Selector raised $32 million in new funding, doubling its valuation to $375 million as enterprise demand for AI-driven observability accelerates. AVP led the round with participation from Ansa Capital, Two Bear Capital, Sinewave Ventures, and Singtel Innov8. The Santa Clara-based company plans to use the capital to expand product development, scale global go-to-market operations, and grow customer support capabilities.
The funding follows a period of rapid enterprise growth. Selector reported cumulative annual recurring revenue (ARR) reached 230% of 2024 levels, marking its fourth consecutive year of doubling ARR. New ARR bookings climbed to 370% of 2024 levels. The company added three Fortune 20 customers across manufacturing and healthcare, while approximately 80% of its customer base now consists of Fortune 1000 organizations. Selector also expanded into Japan through new regional partnerships and onboarded its first Japanese enterprise customers.
Selector positions its platform as a horizontal AI layer that correlates data across network, cloud, and application domains to identify root causes of incidents. The company recently secured eight U.S. patents covering causal inference, LLM training, AI-powered correlation, predictive maintenance, and network path intelligence.

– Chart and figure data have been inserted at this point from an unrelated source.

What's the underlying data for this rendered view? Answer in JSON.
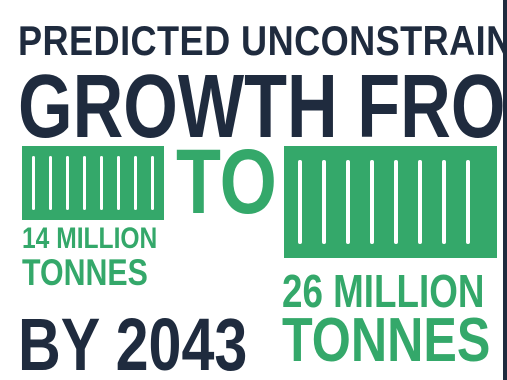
{
  "headline": {
    "line1": "PREDICTED UNCONSTRAINED",
    "line2": "GROWTH FROM"
  },
  "connector": "TO",
  "from": {
    "amount": "14 MILLION",
    "unit": "TONNES"
  },
  "to": {
    "amount": "26 MILLION",
    "unit": "TONNES"
  },
  "year_line": "BY 2043",
  "icons": {
    "from_container": "shipping-container-icon",
    "to_container": "shipping-container-icon"
  },
  "colors": {
    "navy": "#1f2b3e",
    "green": "#34a86a",
    "background": "#ffffff"
  }
}
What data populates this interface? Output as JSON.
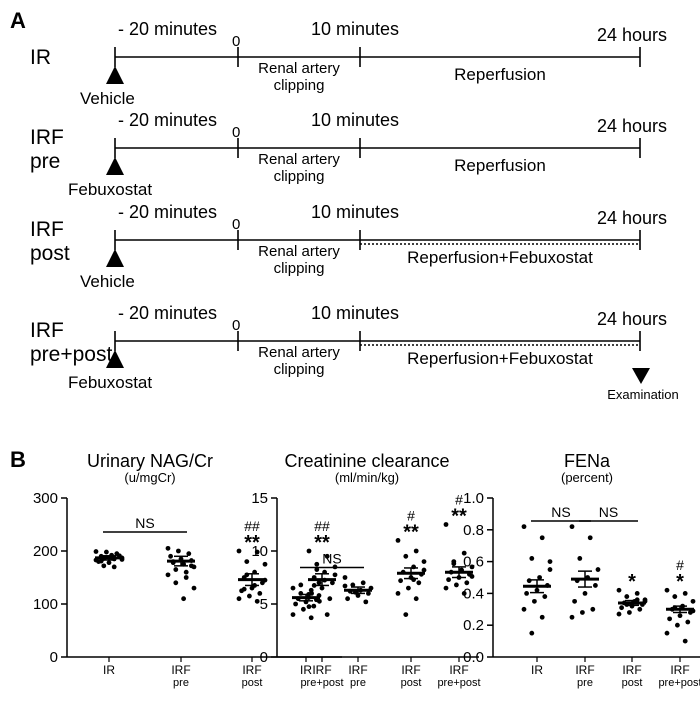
{
  "panel_a": {
    "label": "A",
    "events": {
      "pre": "- 20 minutes",
      "zero": "0",
      "ten": "10 minutes",
      "end": "24 hours",
      "clip1": "Renal artery",
      "clip2": "clipping",
      "examination": "Examination"
    },
    "groups": [
      {
        "label_lines": [
          "IR"
        ],
        "drug": "Vehicle",
        "reperfusion": "Reperfusion",
        "dotted": false
      },
      {
        "label_lines": [
          "IRF",
          "pre"
        ],
        "drug": "Febuxostat",
        "reperfusion": "Reperfusion",
        "dotted": false
      },
      {
        "label_lines": [
          "IRF",
          "post"
        ],
        "drug": "Vehicle",
        "reperfusion": "Reperfusion+Febuxostat",
        "dotted": true
      },
      {
        "label_lines": [
          "IRF",
          "pre+post"
        ],
        "drug": "Febuxostat",
        "reperfusion": "Reperfusion+Febuxostat",
        "dotted": true
      }
    ]
  },
  "panel_b_label": "B",
  "chart_data": [
    {
      "type": "scatter",
      "title": "Urinary NAG/Cr",
      "unit": "(u/mgCr)",
      "ylim": [
        0,
        300
      ],
      "yticks": [
        "0",
        "100",
        "200",
        "300"
      ],
      "categories": [
        [
          "IR",
          ""
        ],
        [
          "IRF",
          "pre"
        ],
        [
          "IRF",
          "post"
        ],
        [
          "IRF",
          "pre+post"
        ]
      ],
      "means": [
        187,
        181,
        146,
        146
      ],
      "sem": [
        4,
        9,
        11,
        11
      ],
      "points": [
        [
          183,
          185,
          186,
          187,
          188,
          190,
          191,
          178,
          180,
          195,
          198,
          199,
          170,
          172,
          184,
          192,
          181
        ],
        [
          155,
          160,
          165,
          170,
          175,
          178,
          182,
          185,
          190,
          195,
          200,
          205,
          150,
          140,
          130,
          110,
          180,
          172
        ],
        [
          200,
          198,
          180,
          175,
          160,
          150,
          140,
          130,
          125,
          120,
          115,
          110,
          105,
          155,
          145,
          135,
          128
        ],
        [
          200,
          190,
          175,
          170,
          160,
          150,
          140,
          130,
          120,
          110,
          105,
          95,
          80,
          165,
          155,
          145,
          135
        ]
      ],
      "markers": [
        {
          "category": 2,
          "hash": "##",
          "star": "**"
        },
        {
          "category": 3,
          "hash": "##",
          "star": "**"
        }
      ],
      "ns": [
        {
          "from": 0,
          "to": 1,
          "text": "NS"
        }
      ]
    },
    {
      "type": "scatter",
      "title": "Creatinine clearance",
      "unit": "(ml/min/kg)",
      "ylim": [
        0,
        15
      ],
      "yticks": [
        "0",
        "5",
        "10",
        "15"
      ],
      "categories": [
        [
          "IR",
          ""
        ],
        [
          "IRF",
          "pre"
        ],
        [
          "IRF",
          "post"
        ],
        [
          "IRF",
          "pre+post"
        ]
      ],
      "means": [
        5.6,
        6.3,
        7.9,
        8.0
      ],
      "sem": [
        0.3,
        0.3,
        0.5,
        0.5
      ],
      "points": [
        [
          6.5,
          6.3,
          6.0,
          5.8,
          5.6,
          5.5,
          5.4,
          5.2,
          5.0,
          4.8,
          4.5,
          4.0,
          3.7,
          6.8,
          7.0,
          5.9
        ],
        [
          7.5,
          7.0,
          6.8,
          6.5,
          6.3,
          6.2,
          6.0,
          5.8,
          5.5,
          5.2,
          6.1,
          6.7
        ],
        [
          11.0,
          10.0,
          9.5,
          9.0,
          8.5,
          8.0,
          7.8,
          7.5,
          7.2,
          7.0,
          6.5,
          6.0,
          5.5,
          4.0,
          8.2,
          7.3
        ],
        [
          12.5,
          9.8,
          9.0,
          8.5,
          8.2,
          8.0,
          7.8,
          7.5,
          7.3,
          7.0,
          6.8,
          6.5,
          6.0,
          8.8,
          7.6
        ]
      ],
      "markers": [
        {
          "category": 2,
          "hash": "#",
          "star": "**"
        },
        {
          "category": 3,
          "hash": "#",
          "star": "**"
        }
      ],
      "ns": [
        {
          "from": 0,
          "to": 1,
          "text": "NS"
        }
      ]
    },
    {
      "type": "scatter",
      "title": "FENa",
      "unit": "(percent)",
      "ylim": [
        0,
        1
      ],
      "yticks": [
        "0.0",
        "0.2",
        "0.4",
        "0.6",
        "0.8",
        "1.0"
      ],
      "categories": [
        [
          "IR",
          ""
        ],
        [
          "IRF",
          "pre"
        ],
        [
          "IRF",
          "post"
        ],
        [
          "IRF",
          "pre+post"
        ]
      ],
      "means": [
        0.445,
        0.49,
        0.34,
        0.3
      ],
      "sem": [
        0.04,
        0.05,
        0.015,
        0.02
      ],
      "points": [
        [
          0.82,
          0.75,
          0.62,
          0.55,
          0.5,
          0.48,
          0.45,
          0.42,
          0.4,
          0.38,
          0.35,
          0.3,
          0.25,
          0.15,
          0.6
        ],
        [
          0.82,
          0.75,
          0.62,
          0.55,
          0.5,
          0.48,
          0.45,
          0.4,
          0.35,
          0.3,
          0.28,
          0.25
        ],
        [
          0.42,
          0.4,
          0.38,
          0.36,
          0.35,
          0.34,
          0.33,
          0.32,
          0.31,
          0.3,
          0.28,
          0.27,
          0.36,
          0.33,
          0.35
        ],
        [
          0.42,
          0.4,
          0.38,
          0.35,
          0.32,
          0.3,
          0.28,
          0.26,
          0.24,
          0.22,
          0.2,
          0.15,
          0.1,
          0.31,
          0.29
        ]
      ],
      "markers": [
        {
          "category": 2,
          "hash": "",
          "star": "*"
        },
        {
          "category": 3,
          "hash": "#",
          "star": "*"
        }
      ],
      "ns": [
        {
          "from": 0,
          "to": 1,
          "text": "NS"
        },
        {
          "from": 1,
          "to": 2,
          "text": "NS"
        }
      ]
    }
  ]
}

It also plans to release next-generation Agentic ChatOps capabilities designed for multi-turn reasoning and iterative investigation across complex infrastructure environments.
- $32 million funding round; valuation rises to $375 million
- ARR reaches 230% of 2024 levels; fourth consecutive year of doubling ARR
- New ARR bookings at 370% of 2024 levels
- Three new Fortune 20 customers added; ~80% of customers are Fortune 1000
- Expansion into Japan with first enterprise deployments
- Eight U.S. patents covering causal AI, LLM training, and predictive maintenance
- Upcoming Agentic ChatOps with multi-turn reasoning capabilities
“Enterprises are moving away from fragmented monitoring tools toward platforms that deliver intelligence, context, and automation at scale, and our rapid customer expansion validates our efforts to help them navigate this transition and modernize their operations,” said Kannan Kothandaraman, CEO of Selector.
🌐 Analysis: Selector’s funding comes as enterprises modernize network and cloud operations to manage AI-driven workloads and distributed infrastructure. Competitors such as Datadog, Dynatrace, and Splunk continue to embed AI and automation into observability platforms, while startups target root-cause automation and agentic operations. Selector’s patent portfolio and Fortune 1000 concentration position it to compete in a market shifting from monitoring dashboards to AI-assisted operational decision systems.